Durante a discussão sobre o episódio, Moraes afirmou que sua decisão será apreciada pela Primeira Turma do STF e defendeu a determinação para que a Polícia Federal (PF) realizasse busca e apreensão contra Raimundo Cutrim, ex-secretário do governo do Maranhão apontado como fonte do jornalista Luís Pablo em reportagens sobre o uso de carros oficiais por Dino e familiares.

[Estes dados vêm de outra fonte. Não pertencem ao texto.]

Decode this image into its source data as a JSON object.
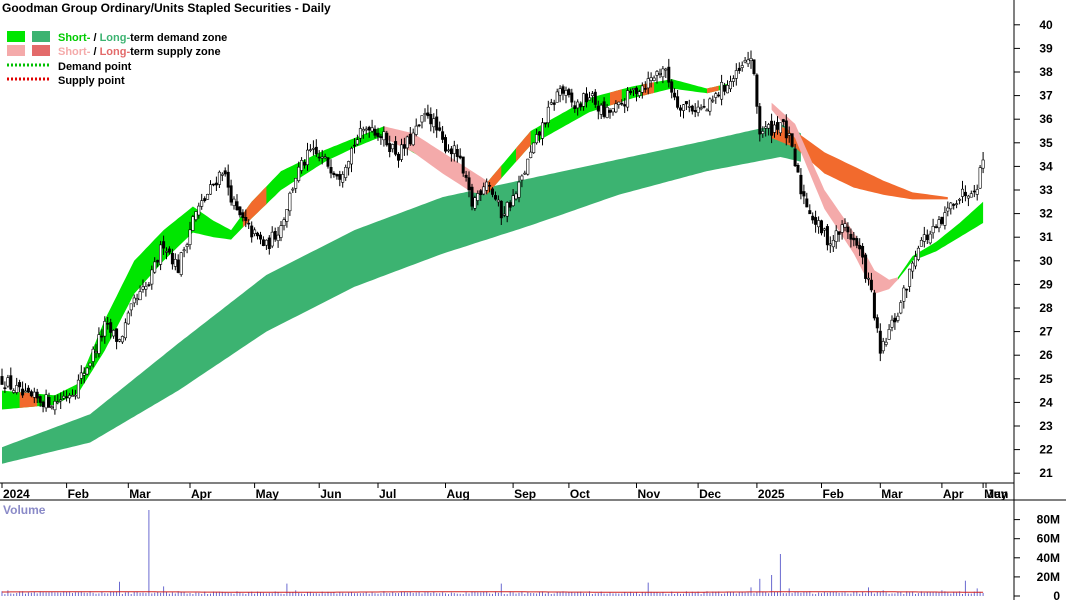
{
  "chart_data": {
    "type": "candlestick",
    "title": "Goodman Group Ordinary/Units Stapled Securities - Daily",
    "legend": [
      {
        "label_a": "Short-",
        "label_sep": " / ",
        "label_b": "Long-",
        "label_rest": "term demand zone",
        "color_short": "#00e600",
        "color_long": "#3cb371"
      },
      {
        "label_a": "Short-",
        "label_sep": " / ",
        "label_b": "Long-",
        "label_rest": "term supply zone",
        "color_short": "#f4aaaa",
        "color_long": "#e36a6a"
      },
      {
        "label": "Demand point",
        "color": "#00c000",
        "style": "dotted"
      },
      {
        "label": "Supply point",
        "color": "#e00000",
        "style": "dotted"
      }
    ],
    "legend_placement": "top-left",
    "price_axis": {
      "ticks": [
        21,
        22,
        23,
        24,
        25,
        26,
        27,
        28,
        29,
        30,
        31,
        32,
        33,
        34,
        35,
        36,
        37,
        38,
        39,
        40
      ],
      "ylim": [
        20.5,
        40.5
      ],
      "side": "right"
    },
    "x_ticks": [
      "2024",
      "Feb",
      "Mar",
      "Apr",
      "May",
      "Jun",
      "Jul",
      "Aug",
      "Sep",
      "Oct",
      "Nov",
      "Dec",
      "2025",
      "Feb",
      "Mar",
      "Apr",
      "May",
      "Jun"
    ],
    "volume": {
      "label": "Volume",
      "ticks": [
        "80M",
        "60M",
        "40M",
        "20M",
        "0"
      ],
      "ylim": [
        0,
        90
      ]
    },
    "price_anchors": [
      [
        0,
        25.0
      ],
      [
        8,
        24.2
      ],
      [
        18,
        24.0
      ],
      [
        25,
        24.6
      ],
      [
        30,
        25.8
      ],
      [
        35,
        27.2
      ],
      [
        40,
        26.6
      ],
      [
        45,
        28.2
      ],
      [
        50,
        29.0
      ],
      [
        55,
        30.8
      ],
      [
        60,
        29.7
      ],
      [
        65,
        31.8
      ],
      [
        70,
        32.8
      ],
      [
        75,
        33.9
      ],
      [
        80,
        32.0
      ],
      [
        85,
        31.2
      ],
      [
        90,
        30.6
      ],
      [
        95,
        31.5
      ],
      [
        100,
        33.6
      ],
      [
        105,
        34.6
      ],
      [
        110,
        34.2
      ],
      [
        115,
        33.7
      ],
      [
        120,
        35.0
      ],
      [
        125,
        35.8
      ],
      [
        130,
        35.2
      ],
      [
        135,
        34.5
      ],
      [
        140,
        35.3
      ],
      [
        145,
        36.3
      ],
      [
        150,
        35.0
      ],
      [
        155,
        34.5
      ],
      [
        160,
        32.4
      ],
      [
        165,
        33.5
      ],
      [
        170,
        32.0
      ],
      [
        175,
        32.8
      ],
      [
        180,
        34.5
      ],
      [
        185,
        36.0
      ],
      [
        190,
        37.3
      ],
      [
        195,
        36.5
      ],
      [
        200,
        37.0
      ],
      [
        205,
        36.2
      ],
      [
        210,
        36.5
      ],
      [
        215,
        37.2
      ],
      [
        220,
        37.6
      ],
      [
        225,
        38.2
      ],
      [
        230,
        36.7
      ],
      [
        235,
        36.5
      ],
      [
        240,
        36.4
      ],
      [
        245,
        37.3
      ],
      [
        250,
        37.8
      ],
      [
        255,
        38.7
      ],
      [
        258,
        35.5
      ],
      [
        262,
        35.6
      ],
      [
        265,
        35.9
      ],
      [
        268,
        35.1
      ],
      [
        272,
        33.0
      ],
      [
        277,
        31.6
      ],
      [
        282,
        30.8
      ],
      [
        287,
        31.5
      ],
      [
        292,
        30.4
      ],
      [
        296,
        28.6
      ],
      [
        299,
        26.0
      ],
      [
        302,
        27.0
      ],
      [
        305,
        27.8
      ],
      [
        308,
        29.0
      ],
      [
        312,
        30.8
      ],
      [
        316,
        31.1
      ],
      [
        320,
        31.6
      ],
      [
        324,
        32.6
      ],
      [
        328,
        32.9
      ],
      [
        332,
        33.3
      ],
      [
        334,
        34.3
      ]
    ],
    "demand_short_upper": [
      [
        0,
        24.5
      ],
      [
        18,
        24.3
      ],
      [
        26,
        24.8
      ],
      [
        35,
        27.5
      ],
      [
        45,
        30.0
      ],
      [
        55,
        31.3
      ],
      [
        65,
        32.3
      ],
      [
        72,
        31.7
      ],
      [
        78,
        31.3
      ],
      [
        85,
        32.5
      ],
      [
        95,
        33.8
      ],
      [
        110,
        34.7
      ],
      [
        120,
        35.2
      ],
      [
        130,
        35.7
      ],
      [
        165,
        33.3
      ],
      [
        180,
        35.5
      ],
      [
        200,
        36.9
      ],
      [
        215,
        37.4
      ],
      [
        228,
        37.7
      ],
      [
        240,
        37.3
      ],
      [
        247,
        37.5
      ]
    ],
    "demand_short_lower": [
      [
        0,
        23.7
      ],
      [
        18,
        23.9
      ],
      [
        26,
        24.4
      ],
      [
        35,
        26.2
      ],
      [
        45,
        28.6
      ],
      [
        55,
        30.0
      ],
      [
        65,
        31.2
      ],
      [
        72,
        31.0
      ],
      [
        78,
        30.9
      ],
      [
        85,
        31.8
      ],
      [
        95,
        33.0
      ],
      [
        110,
        34.2
      ],
      [
        120,
        34.8
      ],
      [
        130,
        35.3
      ],
      [
        165,
        32.8
      ],
      [
        180,
        34.9
      ],
      [
        200,
        36.3
      ],
      [
        215,
        36.9
      ],
      [
        228,
        37.3
      ],
      [
        240,
        37.1
      ],
      [
        247,
        37.3
      ]
    ],
    "demand_long_upper": [
      [
        0,
        22.1
      ],
      [
        30,
        23.5
      ],
      [
        60,
        26.5
      ],
      [
        90,
        29.4
      ],
      [
        120,
        31.3
      ],
      [
        150,
        32.7
      ],
      [
        180,
        33.5
      ],
      [
        210,
        34.3
      ],
      [
        240,
        35.1
      ],
      [
        265,
        35.8
      ],
      [
        272,
        35.4
      ]
    ],
    "demand_long_lower": [
      [
        0,
        21.4
      ],
      [
        30,
        22.3
      ],
      [
        60,
        24.5
      ],
      [
        90,
        27.0
      ],
      [
        120,
        28.9
      ],
      [
        150,
        30.3
      ],
      [
        180,
        31.5
      ],
      [
        210,
        32.8
      ],
      [
        240,
        33.8
      ],
      [
        265,
        34.4
      ],
      [
        272,
        34.2
      ]
    ],
    "supply_long_upper": [
      [
        262,
        35.8
      ],
      [
        270,
        35.5
      ],
      [
        280,
        34.6
      ],
      [
        290,
        34.0
      ],
      [
        300,
        33.4
      ],
      [
        310,
        32.9
      ],
      [
        322,
        32.7
      ]
    ],
    "supply_long_lower": [
      [
        262,
        35.2
      ],
      [
        270,
        34.8
      ],
      [
        280,
        33.7
      ],
      [
        290,
        33.1
      ],
      [
        300,
        32.8
      ],
      [
        310,
        32.6
      ],
      [
        322,
        32.6
      ]
    ],
    "supply_short_upper": [
      [
        262,
        36.7
      ],
      [
        270,
        35.8
      ],
      [
        280,
        33.0
      ],
      [
        290,
        31.2
      ],
      [
        297,
        29.6
      ],
      [
        302,
        29.2
      ],
      [
        305,
        29.3
      ]
    ],
    "supply_short_lower": [
      [
        262,
        36.4
      ],
      [
        270,
        35.2
      ],
      [
        280,
        32.2
      ],
      [
        290,
        30.3
      ],
      [
        297,
        28.6
      ],
      [
        302,
        28.8
      ],
      [
        305,
        29.2
      ]
    ],
    "demand_short2_upper": [
      [
        305,
        29.3
      ],
      [
        310,
        30.2
      ],
      [
        318,
        30.8
      ],
      [
        326,
        31.6
      ],
      [
        334,
        32.5
      ]
    ],
    "demand_short2_lower": [
      [
        305,
        29.2
      ],
      [
        310,
        30.0
      ],
      [
        318,
        30.4
      ],
      [
        326,
        31.0
      ],
      [
        334,
        31.6
      ]
    ],
    "volume_spikes": [
      [
        0,
        5
      ],
      [
        2,
        6
      ],
      [
        7,
        5
      ],
      [
        14,
        4
      ],
      [
        30,
        5
      ],
      [
        40,
        15
      ],
      [
        50,
        90
      ],
      [
        55,
        10
      ],
      [
        60,
        5
      ],
      [
        80,
        5
      ],
      [
        97,
        13
      ],
      [
        100,
        6
      ],
      [
        130,
        5
      ],
      [
        170,
        13
      ],
      [
        200,
        5
      ],
      [
        220,
        14
      ],
      [
        240,
        5
      ],
      [
        255,
        9
      ],
      [
        258,
        18
      ],
      [
        262,
        22
      ],
      [
        265,
        44
      ],
      [
        268,
        8
      ],
      [
        275,
        5
      ],
      [
        295,
        9
      ],
      [
        300,
        6
      ],
      [
        320,
        6
      ],
      [
        328,
        16
      ],
      [
        332,
        8
      ]
    ]
  }
}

O processo permanece sob sigilo. Segundo integrantes do STF ouvidos sob sigilo, a decisão individual de Moraes deverá ser examinada pela Primeira Turma, colegiado do qual fazem parte o próprio Moraes, Cristiano Zanin, Cármen Lúcia e Flávio Dino. Conforme o entendimento adotado pela Corte, cabe à Turma analisar processos criminais dessa natureza.
Fachin abordou o assunto no começo da sessão de quinta-feira, quando leu uma manifestação em nome da Presidência do STF.
O presidente da Corte também possui a prerrogativa de levar processos para análise do plenário, atualmente composto por dez ministros, mas não confirmou se adotará esse procedimento.